Meet Our Members

Mary Mitchell Family & Youth Center

Mary Mitchell Family and Youth Center (MMFYC) serves more than 1,000 families in the Crotona and Fordham areas of the Bronx with youth programs, new immigrant programs and neighborhood improvement campaigns. Members of their community are primarily low income and represent diverse cultures.

According to Heidi Hynes, Executive Director of MMFYC, too many of the families she works with do not realize they are eligible for health insurance let alone understand how it works or how to apply.

Using its roots and strength in neighborhood organizing, MMFYC is partnering with the Northwest Bronx Community and Clergy Coalition’s (NBCC’s) Health Committee and the Fordham Bedford Housing Company on BPHC’s Community Health Literacy project. The goal is to connect eligible people who are often “under-utilizers” of health care services to insurance, local primary care providers and other community-based services that help them stay healthy and prevent the need for hospital care.

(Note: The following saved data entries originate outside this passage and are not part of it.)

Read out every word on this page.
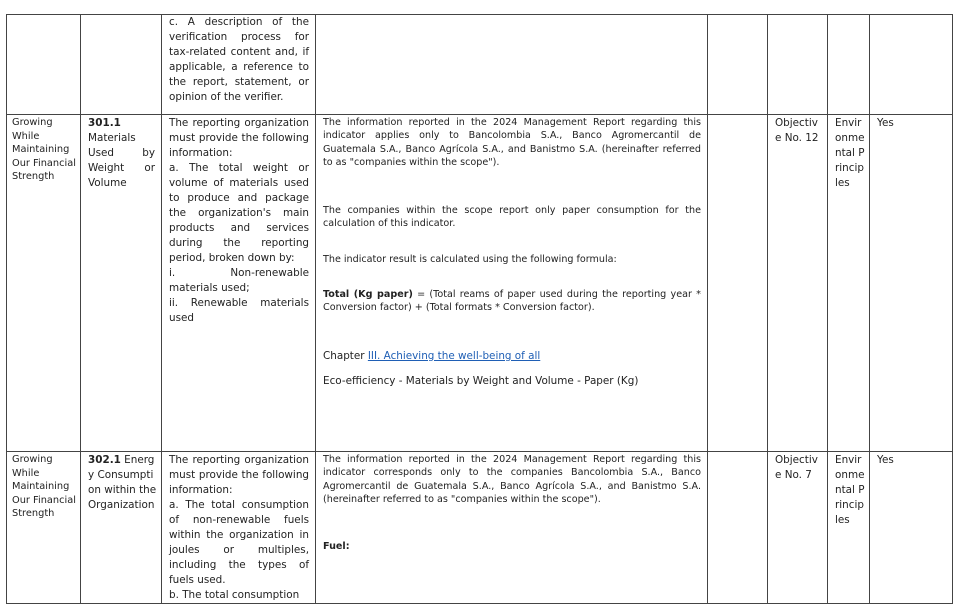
c. A description of the verification process for tax-related content and, if applicable, a reference to the report, statement, or opinion of the verifier.
Growing While Maintaining Our Financial Strength
301.1
Materials Used by Weight or Volume

The reporting organization must provide the following information:

a. The total weight or volume of materials used to produce and package the organization's main products and services during the reporting period, broken down by:

i. Non-renewable materials used;

ii. Renewable materials used

The information reported in the 2024 Management Report regarding this indicator applies only to Bancolombia S.A., Banco Agromercantil de Guatemala S.A., Banco Agrícola S.A., and Banistmo S.A. (hereinafter referred to as "companies within the scope").

The companies within the scope report only paper consumption for the calculation of this indicator.

The indicator result is calculated using the following formula:

Total (Kg paper) = (Total reams of paper used during the reporting year * Conversion factor) + (Total formats * Conversion factor).

Chapter III. Achieving the well-being of all

Eco-efficiency - Materials by Weight and Volume - Paper (Kg)

Objective No. 12
Environmental Principles
Yes
Growing While Maintaining Our Financial Strength
302.1 Energy Consumption within the Organization

The reporting organization must provide the following information:

a. The total consumption of non-renewable fuels within the organization in joules or multiples, including the types of fuels used.

b. The total consumption

The information reported in the 2024 Management Report regarding this indicator corresponds only to the companies Bancolombia S.A., Banco Agromercantil de Guatemala S.A., Banco Agrícola S.A., and Banistmo S.A. (hereinafter referred to as "companies within the scope").

Fuel:

Objective No. 7
Environmental Principles
Yes
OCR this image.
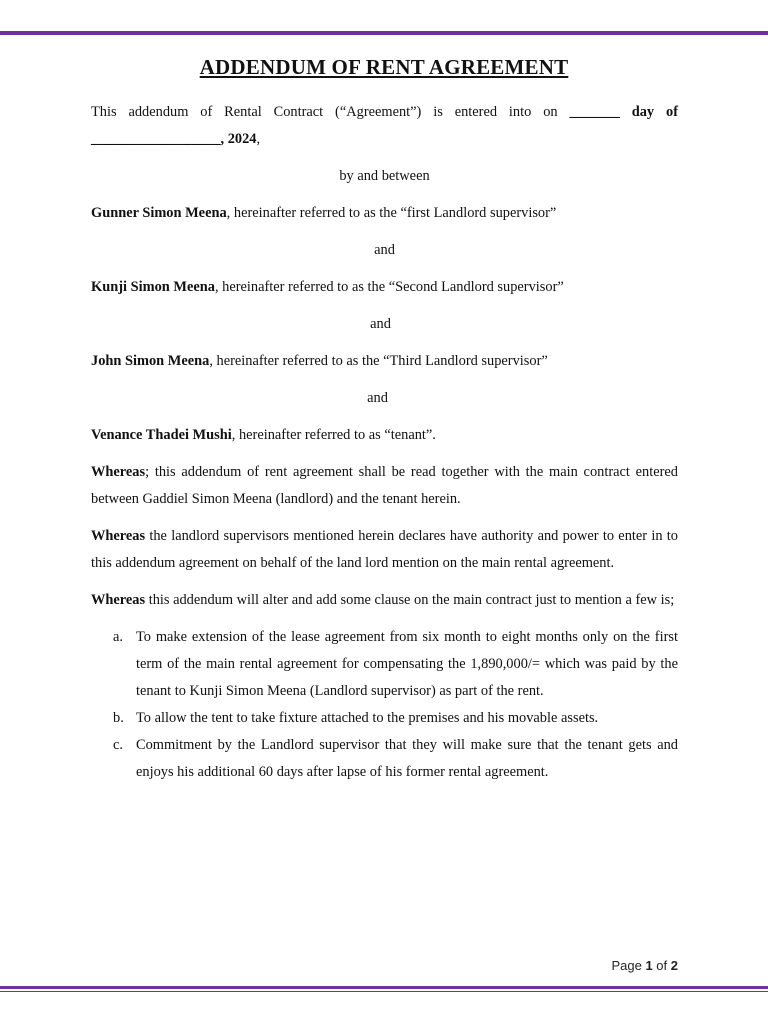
ADDENDUM OF RENT AGREEMENT

This addendum of Rental Contract (“Agreement”) is entered into on _______ day of

__________________, 2024,

by and between

Gunner Simon Meena, hereinafter referred to as the “first Landlord supervisor”

and

Kunji Simon Meena, hereinafter referred to as the “Second Landlord supervisor”

and

John Simon Meena, hereinafter referred to as the “Third Landlord supervisor”

and

Venance Thadei Mushi, hereinafter referred to as “tenant”.

Whereas; this addendum of rent agreement shall be read together with the main contract entered between Gaddiel Simon Meena (landlord) and the tenant herein.

Whereas the landlord supervisors mentioned herein declares have authority and power to enter in to this addendum agreement on behalf of the land lord mention on the main rental agreement.

Whereas this addendum will alter and add some clause on the main contract just to mention a few is;

a. To make extension of the lease agreement from six month to eight months only on the first term of the main rental agreement for compensating the 1,890,000/= which was paid by the tenant to Kunji Simon Meena (Landlord supervisor) as part of the rent.
b. To allow the tent to take fixture attached to the premises and his movable assets.
c. Commitment by the Landlord supervisor that they will make sure that the tenant gets and enjoys his additional 60 days after lapse of his former rental agreement.
Page 1 of 2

Together, they will use their networks of local organizations and community leaders to reach community members. “People are far more likely to change something if they feel like they are part of a group they trust,” said Hynes. “Ultimately, we want people to feel comfortable thinking they don’t have to wait until they are extremely sick and need the ER. They can go to their local clinic and see their PCP.”

Hynes has a team of organizers, headed by a full-time trainer, who will coordinate and deliver trainings through neighborhood associations, sports leagues, churches, and schools. According to Hynes, the community organizing her team does around health, neighborhood safety, housing and many other priorities all work together.

“The degree to which you think about your health care is affected by the degree with which you are worried about violence in your neighborhood, under-resourced schools, affordable housing, or unemployment,” she says. “And, when you live under many stresses, unhealthy behavior can be comforting.”

That means that trainings include providing a healthy meal and, if necessary, childcare. Translation services are always available. When possible, these sessions are held on-site where people live, like community rooms of apartment buildings.

But, the trainings are just the first step. At the core of the project is personalized follow up. “It’s not enough to inform community members about insurance or healthcare options, we work individually to connect people to services.”

MMFYC integrates health education in all community programs including its “Healthy Zones” for food and beverages in its afterschool and teen programs. MMFYC’s Family Health Challenge presents a weekly challenge to families, like no soda for a week or one fruit a day. Community members can also buy quality, fresh food at about a third of the cost at a retail market through La Canasta, a food buying club started by MMFYC.

Working with NBCC’s Health Committee, a “social determinants of health” training was developed that takes people through the history of the neighborhood that included red-lining, assets, problems with poverty and violence. The initial training brought together 60 neighborhood leaders, including doctors, tenant associations, building supers and others, to discuss problems and identify solutions to make their neighborhoods positive and safe spaces.

Current improvement projects underway include the building of a new Crotona Neighborhood Coalition and the re-development of a baseball field outside the MMFYC Building.

“We’re not changing one thing. We’re changing a system and that is really what DSRIP is doing,” Hynes says.